Question

solve by using Bernoulli's equation:
xy'+y=-6xy^2

Answer 1

\[\begin{align*}
xy'+y&=-6xy^2\\\\
y^{-2}y'+\frac{1}{x}y^{-1}&=-6\\\\
-v'+\frac{1}{x}v&=-6&\text{where }v=y^{-1}\text{ and }v'=-y^{-2}y'\\\\
v'-\frac{1}{x}v&=6
\end{align*}\]
which is a linear equation. Find the integrating factor.

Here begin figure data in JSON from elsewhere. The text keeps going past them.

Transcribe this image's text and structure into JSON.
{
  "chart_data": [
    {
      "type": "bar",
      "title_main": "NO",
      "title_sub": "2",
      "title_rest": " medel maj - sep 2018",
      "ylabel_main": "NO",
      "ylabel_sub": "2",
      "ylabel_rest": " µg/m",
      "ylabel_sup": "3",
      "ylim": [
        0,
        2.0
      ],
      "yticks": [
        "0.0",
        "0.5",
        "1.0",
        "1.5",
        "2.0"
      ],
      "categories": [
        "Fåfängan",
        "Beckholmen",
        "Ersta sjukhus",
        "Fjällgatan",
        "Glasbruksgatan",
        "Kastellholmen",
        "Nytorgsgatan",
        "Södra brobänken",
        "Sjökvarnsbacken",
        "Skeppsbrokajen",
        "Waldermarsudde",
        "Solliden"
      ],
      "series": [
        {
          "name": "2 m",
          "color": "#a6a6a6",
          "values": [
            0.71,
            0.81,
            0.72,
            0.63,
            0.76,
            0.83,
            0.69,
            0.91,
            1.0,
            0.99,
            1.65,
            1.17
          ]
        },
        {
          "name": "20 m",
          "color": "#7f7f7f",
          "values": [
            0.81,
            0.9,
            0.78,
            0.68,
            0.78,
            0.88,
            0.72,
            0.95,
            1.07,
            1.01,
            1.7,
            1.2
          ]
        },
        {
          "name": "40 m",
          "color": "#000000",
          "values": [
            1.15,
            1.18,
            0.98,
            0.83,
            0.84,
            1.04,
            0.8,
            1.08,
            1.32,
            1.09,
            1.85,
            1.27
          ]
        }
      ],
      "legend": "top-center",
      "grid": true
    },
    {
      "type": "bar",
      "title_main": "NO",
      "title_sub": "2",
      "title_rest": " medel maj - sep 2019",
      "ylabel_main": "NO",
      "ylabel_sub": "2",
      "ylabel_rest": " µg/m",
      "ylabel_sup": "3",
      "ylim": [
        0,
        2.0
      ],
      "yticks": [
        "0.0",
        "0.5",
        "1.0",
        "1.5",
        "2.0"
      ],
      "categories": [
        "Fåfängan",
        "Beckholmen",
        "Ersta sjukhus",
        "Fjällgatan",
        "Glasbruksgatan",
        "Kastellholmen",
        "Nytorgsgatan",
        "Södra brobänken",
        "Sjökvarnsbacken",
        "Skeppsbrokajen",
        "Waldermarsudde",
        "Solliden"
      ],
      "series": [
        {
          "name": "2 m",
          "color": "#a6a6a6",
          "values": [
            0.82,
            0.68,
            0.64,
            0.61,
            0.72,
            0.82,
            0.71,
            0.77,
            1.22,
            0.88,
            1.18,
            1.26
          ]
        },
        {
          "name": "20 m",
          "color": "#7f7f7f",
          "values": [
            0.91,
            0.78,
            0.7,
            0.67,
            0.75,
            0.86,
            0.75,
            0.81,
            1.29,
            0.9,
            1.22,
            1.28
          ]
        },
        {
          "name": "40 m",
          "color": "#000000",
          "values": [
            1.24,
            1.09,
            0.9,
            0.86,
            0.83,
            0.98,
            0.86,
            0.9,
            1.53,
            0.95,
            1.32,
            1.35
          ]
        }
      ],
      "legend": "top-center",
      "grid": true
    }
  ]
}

The equation is also separable, so that's another way to solve it.

Answer 2

Oops, forget what I said about separability

Answer 3

ok, so far I already did that and from there I solved for \[\mu(x)=e^{\int\limits1/xdx}\]

Answer 4

which equals to e^(lnx)=x, then I multiplied x to the equation \[\nu \prime-\frac{ 1 }{ x }\nu ^{-1}=6\]

Answer 5

Right, so you have
\[xv'-v=6x\]
The left side is a derivative:
\[\frac{d}{dx}[xv]=6x\]
Integrate both sides
\[xv=\int6x~dx\]
and so on.

Answer 6

which equals to \[xv'-v=6x\], then I took the integral of the right side only since the left side is the resultant of the derivative of the product rule \[xv=\int\limits{6xdx}\]

Answer 7

oops I just noticed that you had replied that, ok well I pretty much solved the problem already, but I just want to make sure that I did it right...or at least to see if others, such as you are getting the same answer.....

Answer 8

so I got \[v=3x+c\] and since y is the reciprocal of v then \[y=\frac{ 1 }{ 3x+c }\] oh and I forgot to mention that the initial condition is y(1)=-6

Answer 9

so therefore, I ended up solving for c, which c=-19/6, therefore,
\[y=\frac{ 1 }{ 3x-\frac{ 19 }{ 6 }}\]

Answer 10

can someone please let me know if you got the same answer!!!!

Answer 11

\[v \prime-\frac{ 1 }{ x }v=6\]
\[I.F.=e ^{\int\limits \frac{ -1 }{ x }dx}=e ^{-\ln x}=e ^{\ln x ^{-1}}=x ^{-1}=\frac{ 1 }{ x }\]
\[v*\frac{ 1 }{ x }=\int\limits 6*\frac{ 1 }{ x }dx+c\]
\[y ^{-1}*\frac{ 1 }{ x }=6\ln x+c\]